The New York Times - Mayors Protest Cuts in Antiterrorism Funds

From The New York Times:

Mayors Protest Cuts in Antiterrorism Funds

By ERIC LIPTON

WASHINGTON, June 21 — Protecting major American cities against terrorism requires investing federal dollars not just in high-tech gadgets but also in police officers working in uniform and under cover, the mayors of New York and Washington told a House committee on Wednesday.

The joint message, from Mayors Michael R. Bloomberg of New York and Anthony A. Williams of Washington, came as the two protested a plan by the Department of Homeland Security to cut grants to the cities by 40 percent in the coming year.

New York and Washington still received some of the biggest grants announced on May 31, which totaled $711 million. New York got $124 million, 18 percent of the total, and the Washington area received $46.5 million, 7 percent.

But their allotments were cut, at least in part, because of plans to use the money to pay police officers instead of investing in antiterrorism tools or training, Mr. Bloomberg told the House Committee on Homeland Security, calling such a choice shortsighted.

"Time and again, human intelligence has disrupted terrorism planning," Mr. Bloomberg said, "from a plot to bomb a major subway station in our city during the 2004 Republican National Convention, to the conspiracy revealed earlier this month to attack targets in Ontario, Canada."

Mr. Bloomberg said the Department of Homeland Security seemed almost too caught up in the fictional, high-tech world of antiterrorism and crime fighting as portrayed on television, forgetting that cities like New York and Washington would need financial help for years to pay for antiterrorism teams.

Mr.
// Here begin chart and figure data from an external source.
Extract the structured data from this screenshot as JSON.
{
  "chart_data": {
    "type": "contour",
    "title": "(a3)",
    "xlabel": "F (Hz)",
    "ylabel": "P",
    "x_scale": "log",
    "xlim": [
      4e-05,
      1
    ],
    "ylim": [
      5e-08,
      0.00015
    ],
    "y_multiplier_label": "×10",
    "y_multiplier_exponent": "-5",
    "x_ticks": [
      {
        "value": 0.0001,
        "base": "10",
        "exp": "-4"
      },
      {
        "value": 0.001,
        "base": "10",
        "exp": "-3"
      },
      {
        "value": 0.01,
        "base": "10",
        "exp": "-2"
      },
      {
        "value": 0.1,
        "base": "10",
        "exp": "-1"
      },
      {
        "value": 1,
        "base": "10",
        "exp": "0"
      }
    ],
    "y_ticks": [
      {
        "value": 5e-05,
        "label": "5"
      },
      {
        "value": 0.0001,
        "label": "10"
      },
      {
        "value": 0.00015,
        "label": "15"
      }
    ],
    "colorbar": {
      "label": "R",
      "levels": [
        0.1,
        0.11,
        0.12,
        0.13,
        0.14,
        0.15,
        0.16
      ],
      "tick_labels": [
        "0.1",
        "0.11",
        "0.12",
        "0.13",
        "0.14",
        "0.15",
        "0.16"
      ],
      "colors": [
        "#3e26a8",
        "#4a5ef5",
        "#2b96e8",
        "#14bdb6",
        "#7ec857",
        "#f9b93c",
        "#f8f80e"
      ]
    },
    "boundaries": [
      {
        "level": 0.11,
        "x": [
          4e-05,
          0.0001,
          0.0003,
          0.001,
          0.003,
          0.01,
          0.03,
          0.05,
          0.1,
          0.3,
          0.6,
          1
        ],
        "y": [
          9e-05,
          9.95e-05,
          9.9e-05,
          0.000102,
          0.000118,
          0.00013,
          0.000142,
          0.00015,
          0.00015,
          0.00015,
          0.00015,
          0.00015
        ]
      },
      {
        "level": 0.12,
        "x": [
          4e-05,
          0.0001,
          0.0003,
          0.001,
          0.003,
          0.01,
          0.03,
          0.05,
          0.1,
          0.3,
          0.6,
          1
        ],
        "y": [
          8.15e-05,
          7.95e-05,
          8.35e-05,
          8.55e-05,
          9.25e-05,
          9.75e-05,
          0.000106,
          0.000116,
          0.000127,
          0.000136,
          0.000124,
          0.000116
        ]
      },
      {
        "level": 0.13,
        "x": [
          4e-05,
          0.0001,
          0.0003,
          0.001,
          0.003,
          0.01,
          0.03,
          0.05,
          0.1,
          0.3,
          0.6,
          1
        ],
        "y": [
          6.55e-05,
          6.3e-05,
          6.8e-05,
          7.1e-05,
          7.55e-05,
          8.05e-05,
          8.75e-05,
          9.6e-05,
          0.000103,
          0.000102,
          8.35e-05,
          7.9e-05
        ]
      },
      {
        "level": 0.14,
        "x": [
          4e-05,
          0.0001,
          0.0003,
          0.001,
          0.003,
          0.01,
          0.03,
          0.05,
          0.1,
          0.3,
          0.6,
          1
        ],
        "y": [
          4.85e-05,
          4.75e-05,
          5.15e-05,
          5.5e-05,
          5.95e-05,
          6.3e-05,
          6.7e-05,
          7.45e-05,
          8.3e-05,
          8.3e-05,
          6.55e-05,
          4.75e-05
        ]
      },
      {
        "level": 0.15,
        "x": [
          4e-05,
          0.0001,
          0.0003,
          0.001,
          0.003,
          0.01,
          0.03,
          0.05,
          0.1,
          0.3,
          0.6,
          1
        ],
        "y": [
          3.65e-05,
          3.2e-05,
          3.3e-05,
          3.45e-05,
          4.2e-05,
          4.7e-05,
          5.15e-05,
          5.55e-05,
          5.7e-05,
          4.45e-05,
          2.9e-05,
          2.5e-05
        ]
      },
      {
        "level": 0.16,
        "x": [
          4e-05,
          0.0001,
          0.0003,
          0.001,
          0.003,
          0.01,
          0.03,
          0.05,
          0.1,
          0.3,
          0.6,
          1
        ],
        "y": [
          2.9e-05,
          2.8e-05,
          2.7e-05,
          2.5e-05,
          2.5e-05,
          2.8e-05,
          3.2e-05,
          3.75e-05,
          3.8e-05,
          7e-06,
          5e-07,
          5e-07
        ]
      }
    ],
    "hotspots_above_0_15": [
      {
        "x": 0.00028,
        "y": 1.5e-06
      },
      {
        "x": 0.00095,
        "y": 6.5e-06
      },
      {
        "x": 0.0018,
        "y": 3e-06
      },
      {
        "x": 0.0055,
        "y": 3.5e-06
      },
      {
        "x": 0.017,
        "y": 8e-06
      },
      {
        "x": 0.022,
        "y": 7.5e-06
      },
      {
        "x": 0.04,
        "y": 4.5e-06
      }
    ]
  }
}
Williams agreed. "There are just probably many more examples of where you've had great technology but you haven't invested on the ground in people, and it's been a tremendous flop," he said.

George W. Foresman, the under secretary for preparedness at the department, told the committee that Congress had imposed restrictions on how much of the urban grants could be spent on personnel and overtime, and that Congress was also responsible for an overall reduction in grant dollars.

But Mr. Foresman acknowledged that the department must do a better job explaining its decision-making process.

The New York City police commissioner, Raymond W. Kelly, gave the committee details on what he said were 18 attempts or successful plots by terrorists to attack New York since 1990, which he said was why the city has about 1,000 officers assigned to a counterterrorism unit. Since the federal urban area grant program started in the 2003 fiscal year, Mr. Kelly said, the Police Department has been allocated $280 million, spending 40 percent on overtime, 35 percent on equipment and the rest on training.

The cut this year will most likely mean delaying a plan to install a surveillance system in the financial district in Lower Manhattan, Mr. Kelly said, similar to the so-called Ring of Steel in central London.

"These programs cost money," he said. "There's no question about it."

The pleas from the two mayors and their top police officials were endorsed by many members of the House committee, including its chairman, Representative Peter T. King, Republican of New York.

"This was a stab in the back to the city of New York," Mr. King said of the 40 percent cut in the antiterrorism grant. "It was indefensible. It was disgraceful."

But some members expressed sympathy for the hard choices that the Homeland Security Department must make.

"I hope the political forces will not undermine you," said Representative Sheila Jackson-Lee, Democrat of Texas. "Rather than administration funding and Congressional funding going upwards, it was going down. So you were operating with a much smaller pot."